But, as mentioned, you should not underestimate San Diego’s will to lose.The Chargers committed a few dumb penalties of their own, they refused to run outside the tackles — where the Browns have been the worst run defense in the NFL for years now — and they decided not to cover Browns running back Duke Johnson.
So, in the fourth quarter, the game was still close. Then the Browns drove the length of the field — helped in part by a spectacular juggling catch from tight end Gary Barnidge — and scored a touchdown. They added the two-point conversion that tied the game at 27. This drive showed again why Browns coach Mike Pettine insists on using quarterback Josh McCown rather than Johnny Manziel. McCown was efficient on Sunday and steady in that last drive. He’s a veteran. He will make fewer mistakes. This is what coaches like Mike Pettine want.
In other words: Josh McCown is just good enough for the Browns to lose with.
When McCown threw the game-tying touchdown, there was 2:09 left in the game. There was absolutely no doubt in my mind that the Browns would lose. It was such an obvious setup that a part of me wanted to just turn off the television — when you KNOW the ear scene in “Reservoir Dogs” is coming, why watch it? But I watched anyway. Big kickoff return? Check. Phillip Rivers to Ladarius Green for 17 yards? Check. Danny Woodhead through the worst rush defense in the NFL for 19 yards? Check again.
The Chargers were in easy field goal range so fast that the only question left was how the Browns were going to blow their timeouts to make the game longer. After Woodhead’s run, the Chargers had first down at the 41 with 48 seconds — and Pettine called a timeout.
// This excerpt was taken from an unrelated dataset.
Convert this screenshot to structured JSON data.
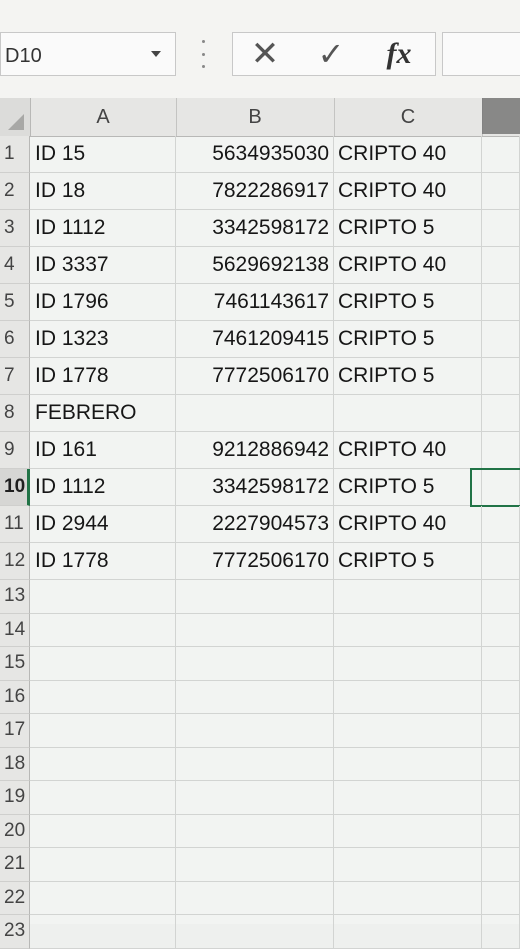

“Good timeout,” the announcer said.
How was that a good timeout? How? The Browns had three timeouts left, which meant they could stop the clock, stop it again after the first down play and stop it again after the second down play. But that was it. They couldn’t stop it after the third down play. The couldn’t get the ball back. I mean, hey, they might as well use the timeouts — you can’t save them — and who knows? Maybe the Chargers would fumble the ball if you made them snap it three times. But good timeout? No. There was nothing good about any of this. With two seconds left, San Diego kicker Josh Lambo set up for the easy 34-yard field goal to win the game. Lambo, the announcers pointed out, used to be a professional soccer player. Good information. Lambo set up for the game winner, and one more time I was reminded: You should not underestimate the San Diego Chargers’ will to lose.
His kick was up and … it faded wide right.
Holy cow! Did that really happen? He missed a chippie! The Browns … impossibly … had a chance to … oh … wait … hold the phone …
“Offsides, defense, No. 22,” the referee said. “Five yard penalty. Rekick.”
No. 22 for Cleveland is Tramon Williams, a nine-year veteran who had three postseason interceptions for Green Bay in the Packers’ 2010 Super Bowl run. “I guess I was a little too aggressive,” he would say. To be fair, he couldn’t have expected Lambo to miss a 34-yard kick — he felt like he had to take a chance to go for the block. But, you know, like most Browns things, it didn’t quite work out. Lambo promptly made the follow-up 29-yard field goal to win the game, and then the Browns and Chargers players were hugging and shaking hands, congratulating each other.
Can a team (or a city) really be jinxed? I don’t know. In the end, I guess I believe that you make your own luck. The Browns are starting a 36-year-old longtime backup quarterback, mini-me wide receivers and a defense that cannot stop the run. The Browns have had a series of general managers who have had spectacularly bad drafts and a current general manager who doesn’t want a big-time wide receiver. They have a coach who was not even on their original list of candidates. As a fan, you don’t get to choose how your team does business. You just have to live with the consequences.